Mulcair’s unabashed called for the NDP to align itself even more closely with big business has earned him donations from charter members of Canada’s financial aristocracy. John Sherrrington, the vice chairman of Scotia Capital, Anthony Munk, the director of Barrick Gold Corporation, and Gerry Schwartz, the CEO of the multi-billion dollar equity firm Onex, have all contributed to Mulcair’s campaign.
In the dying weeks of the campaign, several of Mulcair’s opponents—most notably Brian Topp and Peggy Nash—have sought to garner support by questioning Mulcair’s NDP bona fides. But all of them are completely complicit in the headlong shift of the NDP to the right that began decades ago and accelerated under Layton.
Topp, a longtime party backroom operative, was a key advisor to Saskatchewan NDP premier Roy Romanow, whose government imposed brutal social spending cuts, and was a chief negotiator of the 2008 coalition deal with the Liberals. Last July, he voiced his support for the vicious austerity program imposed on the people of Greece by the banks and Greece’s social-democratic government.

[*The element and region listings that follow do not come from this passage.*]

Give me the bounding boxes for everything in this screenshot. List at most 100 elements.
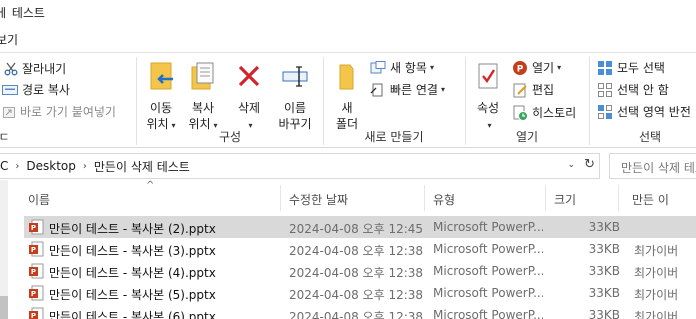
organize-group: 이동 위치 ▾ 복사 위치 ▾ 삭제 ▾ 이름 바꾸기 구성	[137, 53, 323, 149]
cut-button[interactable]: 잘라내기	[4, 59, 66, 79]
new-folder-icon	[339, 64, 354, 90]
new-item-label: 새 항목	[390, 61, 427, 75]
file-author: 최가이버	[634, 310, 679, 319]
refresh-icon[interactable]: ↻	[584, 157, 595, 172]
file-modified: 2024-04-08 오후 12:38	[289, 244, 424, 258]
copy-to-label-1: 복사	[191, 101, 215, 115]
breadcrumb-current-folder[interactable]: 만든이 삭제 테스트	[87, 158, 197, 175]
new-item-icon	[370, 61, 386, 74]
copy-to-button[interactable]: 복사 위치 ▾	[184, 61, 222, 134]
left-pane-scrollbar[interactable]	[0, 180, 8, 319]
select-all-icon	[598, 61, 612, 75]
chevron-down-icon[interactable]: ⌄	[567, 160, 575, 170]
easy-access-icon	[370, 83, 383, 97]
file-author: 최가이버	[634, 266, 679, 280]
column-modified[interactable]: 수정한 날짜	[289, 183, 348, 213]
invert-selection-button[interactable]: 선택 영역 반전	[597, 102, 691, 122]
window-title: ㅔ 테스트	[0, 6, 45, 20]
file-modified: 2024-04-08 오후 12:38	[289, 288, 424, 302]
open-group: 속성 ▾ P 열기 ▾ 편집 히스토리 열기	[466, 53, 588, 149]
delete-button[interactable]: 삭제 ▾	[231, 61, 267, 134]
delete-label: 삭제	[237, 101, 261, 115]
select-all-button[interactable]: 모두 선택	[597, 58, 665, 78]
column-author[interactable]: 만든 이	[632, 183, 669, 213]
select-none-icon	[598, 83, 612, 97]
move-to-icon	[150, 62, 173, 90]
select-group: 모두 선택 선택 안 함 선택 영역 반전 선택	[590, 53, 696, 149]
column-divider[interactable]	[424, 185, 425, 211]
column-size[interactable]: 크기	[554, 183, 576, 213]
powerpoint-icon: P	[513, 61, 527, 75]
pptx-file-icon: P	[29, 263, 44, 279]
svg-text:P: P	[31, 290, 36, 298]
cut-label: 잘라내기	[22, 62, 67, 76]
rename-button[interactable]: 이름 바꾸기	[274, 61, 316, 132]
history-icon	[513, 105, 528, 121]
new-folder-button[interactable]: 새 폴더	[330, 61, 364, 132]
copy-path-button[interactable]: 경로 복사	[2, 80, 70, 100]
title-bar: ㅔ 테스트	[0, 0, 696, 26]
new-folder-label-1: 새	[341, 101, 353, 115]
file-row[interactable]: P 만든이 테스트 - 복사본 (4).pptx 2024-04-08 오후 1…	[24, 260, 696, 282]
copy-path-icon	[2, 85, 18, 95]
svg-text:P: P	[31, 246, 36, 254]
open-caret-icon: ▾	[557, 63, 562, 72]
rename-label-1: 이름	[283, 101, 307, 115]
history-button[interactable]: 히스토리	[512, 103, 576, 123]
breadcrumb-pc[interactable]: C	[0, 159, 15, 173]
move-to-button[interactable]: 이동 위치 ▾	[142, 61, 180, 134]
search-input[interactable]: 만든이 삭제 테스	[609, 153, 696, 179]
paste-shortcut-label: 바로 가기 붙여넣기	[20, 105, 116, 119]
address-bar[interactable]: C › Desktop › 만든이 삭제 테스트 ⌄ ↻	[0, 153, 600, 179]
rename-icon	[282, 66, 308, 87]
svg-text:P: P	[31, 224, 36, 232]
history-label: 히스토리	[532, 106, 577, 120]
file-size: 33KB	[588, 264, 620, 278]
breadcrumb-desktop[interactable]: Desktop	[19, 159, 83, 173]
new-item-button[interactable]: 새 항목 ▾	[370, 58, 434, 78]
file-type: Microsoft PowerP...	[433, 220, 543, 234]
file-row[interactable]: P 만든이 테스트 - 복사본 (2).pptx 2024-04-08 오후 1…	[24, 216, 696, 238]
edit-button[interactable]: 편집	[512, 80, 554, 100]
ribbon: 잘라내기 경로 복사 바로 가기 붙여넣기 ㄷ 이동 위치 ▾ 복사 위치 ▾ 삭제…	[0, 52, 696, 148]
edit-icon	[513, 83, 527, 98]
paste-shortcut-button[interactable]: 바로 가기 붙여넣기	[2, 102, 116, 122]
file-name: 만든이 테스트 - 복사본 (2).pptx	[49, 222, 216, 236]
column-name[interactable]: 이름	[28, 183, 50, 213]
open-button[interactable]: P 열기 ▾	[512, 58, 561, 78]
file-row[interactable]: P 만든이 테스트 - 복사본 (3).pptx 2024-04-08 오후 1…	[24, 238, 696, 260]
select-none-button[interactable]: 선택 안 함	[597, 80, 669, 100]
scrollbar-thumb[interactable]	[0, 296, 8, 319]
svg-text:P: P	[31, 268, 36, 276]
menu-view[interactable]: 보기	[0, 31, 18, 48]
column-type[interactable]: 유형	[433, 183, 455, 213]
new-group-label: 새로 만들기	[364, 130, 424, 144]
file-type: Microsoft PowerP...	[433, 286, 543, 300]
svg-text:P: P	[517, 65, 524, 75]
column-divider[interactable]	[545, 185, 546, 211]
properties-button[interactable]: 속성 ▾	[470, 61, 506, 134]
invert-selection-icon	[598, 105, 612, 119]
easy-access-caret-icon: ▾	[440, 85, 445, 94]
pptx-file-icon: P	[29, 241, 44, 257]
file-type: Microsoft PowerP...	[433, 308, 543, 319]
file-author: 최가이버	[634, 244, 679, 258]
scissors-icon	[4, 62, 18, 76]
file-name: 만든이 테스트 - 복사본 (6).pptx	[49, 310, 216, 319]
file-modified: 2024-04-08 오후 12:45	[289, 222, 424, 236]
invert-selection-label: 선택 영역 반전	[617, 105, 691, 119]
file-row[interactable]: P 만든이 테스트 - 복사본 (6).pptx 2024-04-08 오후 1…	[24, 304, 696, 319]
copy-path-label: 경로 복사	[22, 83, 70, 97]
address-bar-row: C › Desktop › 만든이 삭제 테스트 ⌄ ↻ 만든이 삭제 테스	[0, 153, 696, 179]
column-divider[interactable]	[618, 185, 619, 211]
easy-access-button[interactable]: 빠른 연결 ▾	[370, 80, 445, 100]
file-type: Microsoft PowerP...	[433, 264, 543, 278]
file-name: 만든이 테스트 - 복사본 (4).pptx	[49, 266, 216, 280]
copy-to-icon	[191, 62, 214, 90]
file-size: 33KB	[588, 220, 620, 234]
file-modified: 2024-04-08 오후 12:38	[289, 266, 424, 280]
move-to-label-1: 이동	[149, 101, 173, 115]
menu-bar: 보기	[0, 26, 696, 52]
column-divider[interactable]	[280, 185, 281, 211]
file-row[interactable]: P 만든이 테스트 - 복사본 (5).pptx 2024-04-08 오후 1…	[24, 282, 696, 304]
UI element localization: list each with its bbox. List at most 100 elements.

Nash, a former Canadian Auto Workers (CAW) negotiator, fully supported the CAW’s alliance with Ontario Liberal premier Dalton McGuinty, as well as the abortive 2008 coalition deal with the Liberals. Her supporters point to the 2005 Ford Canada agreement that Nash, as CAW chief negotiator, presided over as testament to her “pragmatic progressive” politics. That agreement saw the union bureaucracy agree to the lowest wage settlement in a generation, the elimination of 1,100 jobs and concessions on work rules and conditions that paved the way for CAW to join with the US, Canadian and Ontario governments in 2009 in imposing wage and benefit cuts of $19 per hour on workers at the Detroit Three.